Valuation Process
What is the valuation process?
Business valuation projects typically involve the following steps, however, client needs and circumstances make every assignment unique.
Phase 1. Understand Your Needs
Our first step is to have an initial conversation to understand your needs. We will discuss with you:
- The business to be valued: nature, entity, ownership
- Purpose of the valuation (intended use)
- The appropriate client(s) and their relationship to the business
- The specific ownership interest to be valued
- Appropriate standard of value
- Date of valuation
- Access to information
- Special circumstances, factors, challenges or restrictions
- Appropriate scope of analysis
- Reporting requirements
- Intended users of the report
- Deadlines and desired timeframe
- Client responsibilities
Phase 2. Engagement
After our conversation and some preliminary research, we can estimate our time and costs to complete the work and will provide a letter of engagement. A letter of engagement is signed by the instructing parties and the valuer.

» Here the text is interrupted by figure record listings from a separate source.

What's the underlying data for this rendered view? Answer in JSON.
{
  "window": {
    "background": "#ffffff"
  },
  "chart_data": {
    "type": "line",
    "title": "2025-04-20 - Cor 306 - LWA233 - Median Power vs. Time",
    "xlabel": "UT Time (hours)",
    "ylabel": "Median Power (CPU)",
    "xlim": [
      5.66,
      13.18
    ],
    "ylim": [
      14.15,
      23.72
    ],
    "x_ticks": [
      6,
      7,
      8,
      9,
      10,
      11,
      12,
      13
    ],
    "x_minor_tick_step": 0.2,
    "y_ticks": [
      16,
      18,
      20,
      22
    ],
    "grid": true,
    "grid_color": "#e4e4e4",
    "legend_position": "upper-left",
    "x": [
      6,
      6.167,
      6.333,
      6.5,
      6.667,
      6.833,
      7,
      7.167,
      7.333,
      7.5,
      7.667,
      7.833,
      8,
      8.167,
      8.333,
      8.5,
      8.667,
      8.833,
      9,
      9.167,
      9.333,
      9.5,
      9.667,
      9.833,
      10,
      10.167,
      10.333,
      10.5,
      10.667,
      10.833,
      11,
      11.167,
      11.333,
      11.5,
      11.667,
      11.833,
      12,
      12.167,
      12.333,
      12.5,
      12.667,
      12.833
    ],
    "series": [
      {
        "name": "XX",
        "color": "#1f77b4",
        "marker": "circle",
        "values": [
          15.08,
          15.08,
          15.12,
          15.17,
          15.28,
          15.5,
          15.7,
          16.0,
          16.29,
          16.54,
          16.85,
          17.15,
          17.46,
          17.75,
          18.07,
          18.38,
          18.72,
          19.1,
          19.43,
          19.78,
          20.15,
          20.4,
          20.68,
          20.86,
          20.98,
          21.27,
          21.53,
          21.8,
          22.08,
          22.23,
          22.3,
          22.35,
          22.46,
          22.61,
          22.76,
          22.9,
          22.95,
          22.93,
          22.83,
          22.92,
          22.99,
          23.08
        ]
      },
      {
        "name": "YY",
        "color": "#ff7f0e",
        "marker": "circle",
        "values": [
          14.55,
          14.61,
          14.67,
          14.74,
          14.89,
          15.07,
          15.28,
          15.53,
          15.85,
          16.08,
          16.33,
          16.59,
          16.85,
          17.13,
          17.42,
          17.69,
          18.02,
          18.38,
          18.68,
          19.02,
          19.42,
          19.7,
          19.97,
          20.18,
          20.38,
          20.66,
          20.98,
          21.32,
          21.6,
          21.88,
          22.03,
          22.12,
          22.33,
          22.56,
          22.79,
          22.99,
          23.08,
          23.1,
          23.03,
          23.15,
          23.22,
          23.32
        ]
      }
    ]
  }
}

It clearly defines the scope of the valuation, basis of valuation, fees and the terms of the engagement.
Phase 3. Discovery
- Valuation disclosure statement/questionnaire to be completed by you.

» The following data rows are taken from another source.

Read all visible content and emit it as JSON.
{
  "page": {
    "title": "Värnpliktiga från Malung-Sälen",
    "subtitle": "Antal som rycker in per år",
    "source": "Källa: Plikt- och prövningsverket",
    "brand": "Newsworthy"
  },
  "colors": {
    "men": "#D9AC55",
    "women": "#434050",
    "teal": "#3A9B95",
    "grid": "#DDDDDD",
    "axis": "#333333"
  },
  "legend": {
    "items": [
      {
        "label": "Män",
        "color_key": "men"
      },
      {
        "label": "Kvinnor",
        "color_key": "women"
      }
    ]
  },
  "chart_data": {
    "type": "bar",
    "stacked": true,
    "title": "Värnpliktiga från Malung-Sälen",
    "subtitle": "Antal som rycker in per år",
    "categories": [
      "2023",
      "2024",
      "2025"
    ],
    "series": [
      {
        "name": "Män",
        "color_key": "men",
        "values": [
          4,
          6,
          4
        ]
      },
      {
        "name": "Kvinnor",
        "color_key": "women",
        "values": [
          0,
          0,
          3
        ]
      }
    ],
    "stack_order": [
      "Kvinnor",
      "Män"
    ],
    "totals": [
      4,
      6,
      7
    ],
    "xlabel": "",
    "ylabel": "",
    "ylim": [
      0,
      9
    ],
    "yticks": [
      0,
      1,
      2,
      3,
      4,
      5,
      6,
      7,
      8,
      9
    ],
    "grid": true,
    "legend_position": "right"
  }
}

- A document request will be sent to you.
- Gather requested documents.
- Inspect the business and review operations, confidentially.
- Conduct any appropriate owner/ management interview(s).

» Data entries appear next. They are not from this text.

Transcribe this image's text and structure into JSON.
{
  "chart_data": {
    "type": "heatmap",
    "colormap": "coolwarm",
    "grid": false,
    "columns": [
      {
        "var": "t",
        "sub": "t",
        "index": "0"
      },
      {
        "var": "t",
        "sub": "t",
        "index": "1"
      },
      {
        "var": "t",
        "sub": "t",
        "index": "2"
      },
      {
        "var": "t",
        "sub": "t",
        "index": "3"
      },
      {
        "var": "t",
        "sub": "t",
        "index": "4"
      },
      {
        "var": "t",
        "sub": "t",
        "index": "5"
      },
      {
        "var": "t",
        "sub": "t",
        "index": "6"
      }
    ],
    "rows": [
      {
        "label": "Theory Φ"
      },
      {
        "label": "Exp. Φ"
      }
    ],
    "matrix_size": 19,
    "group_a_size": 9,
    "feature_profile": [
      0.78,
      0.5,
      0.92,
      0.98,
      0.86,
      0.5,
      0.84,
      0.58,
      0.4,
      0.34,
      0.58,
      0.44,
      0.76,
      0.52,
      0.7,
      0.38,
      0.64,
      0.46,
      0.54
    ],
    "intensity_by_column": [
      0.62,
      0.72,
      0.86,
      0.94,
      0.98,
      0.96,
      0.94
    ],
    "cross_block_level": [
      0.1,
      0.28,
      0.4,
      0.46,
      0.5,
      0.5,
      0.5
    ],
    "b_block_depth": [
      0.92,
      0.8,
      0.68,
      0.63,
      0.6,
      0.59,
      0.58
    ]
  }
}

Phase 4. Research & Analysis
- Review business information.
- Research and analyse the industry and market in which the business operates.
- Analyse company financial data, including:
- 3-5 years financial statement details (when available).
- Obtain client input and make ‘normalisation’ adjustments.
- Analyse business financial condition, performance and trends.
- Calculate financial statistics and relevant financial ratios.
- Obtain industry data and compare performance.
- Identify and assess key business value drivers and risk factors.
- Resolve remaining questions regarding history, operations, outlook, market environment, financials, adjusment and assumptions.
- Analyse risks and restrictions of the specific inetrest being valued.
Cost Approach:
Book Value Method, Adjusted Book Value, Liquidated Book value
Income Approach:
Capitalisation of Earnings, Discounted Cash Flow, Super Profits
Market Approach:
Industry Formula (Rule of Thumb), Price to Earnings, Price to Revenue
Phase 6. Produce the Report
- The final step is to write a readable and understandable and defendable report, for the intended users that presents the relevant facts explains the analysis and procedures used, and provides supporting evidence for conclusions.
- Review, proof-read and finalise the report
- Deliver the report
Confidentiality: We hold your information in the strictest confidence.
Integrity: We carefully consider potential conflicts of interest and our ability to perform the engagement.